前回大会でベスト8という好成績を残した地元・大阪の日本生命は、東京ガスを相手に圧倒的な打力を見せつけました。試合開始から打線が爆発し、終わってみれば合計16安打という猛攻で13対6と大勝を収めています。社会人野球において「猛攻」とは、特定の回に集中して安打を重ね、一気に試合の主導権を握るような力強い攻撃を指しますが、まさにその言葉通りの展開でした。
SNS上では「日生の打線が繋がりすぎて恐ろしい」「京セラドームが揺れるような応援と攻撃だった」と、その破壊力に驚く声が多数上がっています。一方、4大会連続出場という安定した実力を誇る神奈川のJX-ENEOSは、福岡の西部ガスと息詰まる接戦を演じました。こちらは打撃戦とは対照的に、投手陣が粘り強い投球でリードを守り抜き、2対1という僅差で勝利を掴み取っています。
緊迫した場面でも崩れないJX-ENEOSの投手力に対し、ファンからは「これぞ社会人野球の醍醐味」「守り勝つ野球の真髄を見た」といった称賛のリプライが寄せられました。さらに、埼玉の日本通運も宮城の七十七銀行を相手に、11対2という大差で快勝しています。活発な打線が効率よく得点を積み重ねる試合運びは、今後のトーナメントでも大きな脅威となるに違いありません。
社会人野球は、プロ野球とは異なる独特の緊張感と、企業や地域の威信をかけた熱い応援が魅力のステージです。

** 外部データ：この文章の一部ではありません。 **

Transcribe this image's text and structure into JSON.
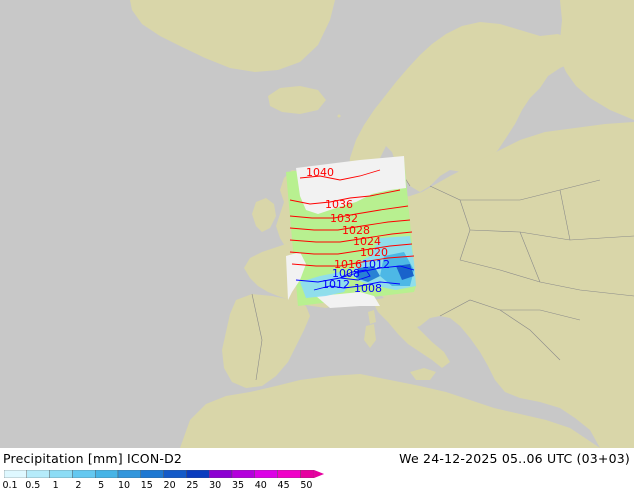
{
  "map": {
    "title": "Precipitation [mm]  ICON-D2",
    "valid_time": "We 24-12-2025 05..06 UTC (03+03)",
    "colors": {
      "sea": "#c8c8c8",
      "land": "#d9d6a9",
      "model_domain_land": "#b8f090",
      "model_domain_sea": "#f2f2f2",
      "isobar_high": "#ff0000",
      "isobar_low": "#0000ff",
      "borders": "#8a8a8a"
    },
    "isobar_labels": [
      {
        "text": "1040",
        "color": "red"
      },
      {
        "text": "1036",
        "color": "red"
      },
      {
        "text": "1032",
        "color": "red"
      },
      {
        "text": "1028",
        "color": "red"
      },
      {
        "text": "1024",
        "color": "red"
      },
      {
        "text": "1020",
        "color": "red"
      },
      {
        "text": "1016",
        "color": "red"
      },
      {
        "text": "1012",
        "color": "blue"
      },
      {
        "text": "1008",
        "color": "blue"
      },
      {
        "text": "1012",
        "color": "blue"
      },
      {
        "text": "1008",
        "color": "blue"
      }
    ]
  },
  "legend": {
    "ticks": [
      "0.1",
      "0.5",
      "1",
      "2",
      "5",
      "10",
      "15",
      "20",
      "25",
      "30",
      "35",
      "40",
      "45",
      "50"
    ],
    "colors": [
      "#dff8ff",
      "#b5ebfa",
      "#8cdcf5",
      "#64c8f0",
      "#46b4e6",
      "#3296dc",
      "#1e78d2",
      "#145ac8",
      "#0a3cbe",
      "#8c00d2",
      "#b400dc",
      "#dc00e6",
      "#f000c8",
      "#e600a0"
    ]
  }
}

特に日本選手権のようなトーナメント戦では、負ければ終わりの一発勝負が続くため、選手たちの集中力も極限まで高まります。初戦を突破した各チームが、この勢いを維持したまま次戦でどのようなパフォーマンスを見せてくれるのか、全国の野球ファンから熱い視線が注がれています。

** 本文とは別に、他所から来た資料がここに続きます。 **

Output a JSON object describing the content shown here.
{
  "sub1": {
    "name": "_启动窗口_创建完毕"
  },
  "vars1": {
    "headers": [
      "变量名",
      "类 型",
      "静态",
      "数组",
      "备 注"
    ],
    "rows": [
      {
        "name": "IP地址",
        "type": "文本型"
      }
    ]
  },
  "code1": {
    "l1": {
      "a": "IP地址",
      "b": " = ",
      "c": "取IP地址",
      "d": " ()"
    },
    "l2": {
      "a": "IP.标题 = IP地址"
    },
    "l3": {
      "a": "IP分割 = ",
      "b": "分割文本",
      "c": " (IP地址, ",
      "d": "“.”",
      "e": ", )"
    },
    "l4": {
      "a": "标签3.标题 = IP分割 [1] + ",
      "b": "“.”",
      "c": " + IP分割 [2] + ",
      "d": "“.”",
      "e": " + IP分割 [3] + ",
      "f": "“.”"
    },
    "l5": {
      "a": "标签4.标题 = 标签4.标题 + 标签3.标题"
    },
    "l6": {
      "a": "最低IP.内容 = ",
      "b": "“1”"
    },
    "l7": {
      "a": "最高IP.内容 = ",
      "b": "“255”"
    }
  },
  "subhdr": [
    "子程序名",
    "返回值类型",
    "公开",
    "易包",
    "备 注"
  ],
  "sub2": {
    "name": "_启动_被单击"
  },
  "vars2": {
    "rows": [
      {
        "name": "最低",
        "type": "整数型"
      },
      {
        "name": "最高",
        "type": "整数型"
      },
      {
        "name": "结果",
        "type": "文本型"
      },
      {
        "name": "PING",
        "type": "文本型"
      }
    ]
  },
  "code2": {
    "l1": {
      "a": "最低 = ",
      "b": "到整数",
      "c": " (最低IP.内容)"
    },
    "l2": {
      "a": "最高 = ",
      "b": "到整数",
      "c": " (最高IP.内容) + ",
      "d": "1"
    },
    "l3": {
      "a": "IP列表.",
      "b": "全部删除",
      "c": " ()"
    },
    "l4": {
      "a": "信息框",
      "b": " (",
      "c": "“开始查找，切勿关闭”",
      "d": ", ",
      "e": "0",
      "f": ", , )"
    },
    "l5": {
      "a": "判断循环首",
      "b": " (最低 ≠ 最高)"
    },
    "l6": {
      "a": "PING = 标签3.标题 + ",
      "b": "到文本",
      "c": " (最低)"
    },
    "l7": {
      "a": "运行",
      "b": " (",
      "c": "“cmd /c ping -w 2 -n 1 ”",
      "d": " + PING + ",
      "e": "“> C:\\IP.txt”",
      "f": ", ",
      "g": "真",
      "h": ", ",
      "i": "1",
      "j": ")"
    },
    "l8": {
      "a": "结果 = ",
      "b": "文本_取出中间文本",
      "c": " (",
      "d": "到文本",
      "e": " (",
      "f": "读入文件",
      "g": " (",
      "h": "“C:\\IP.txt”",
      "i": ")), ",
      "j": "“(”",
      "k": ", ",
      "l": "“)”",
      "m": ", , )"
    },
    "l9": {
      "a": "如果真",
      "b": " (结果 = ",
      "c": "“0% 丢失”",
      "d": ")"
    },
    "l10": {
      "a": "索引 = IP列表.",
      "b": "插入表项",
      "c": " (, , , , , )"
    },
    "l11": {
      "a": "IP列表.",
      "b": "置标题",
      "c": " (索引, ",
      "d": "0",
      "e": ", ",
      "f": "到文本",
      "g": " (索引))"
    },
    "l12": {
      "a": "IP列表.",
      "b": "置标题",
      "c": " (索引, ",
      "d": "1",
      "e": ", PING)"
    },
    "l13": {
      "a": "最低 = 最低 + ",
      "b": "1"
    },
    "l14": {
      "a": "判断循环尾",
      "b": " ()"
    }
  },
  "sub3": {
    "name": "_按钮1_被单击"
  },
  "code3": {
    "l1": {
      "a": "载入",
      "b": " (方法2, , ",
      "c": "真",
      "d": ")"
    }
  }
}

編集者の視点から言わせていただくと、今回の試合結果はまさに「静」と「動」の対比が鮮やかに出た1日だったと感じます。大量得点で圧倒した日本生命と日本通運、そして1点差を守り抜いたJX-ENEOS。異なる勝ち方を見せたこれら3チームが、2回戦でどのような化学反応を起こすのか非常に楽しみです。特に地元・大阪の期待を背負う日本生命の爆発力には、今後も要注目でしょう。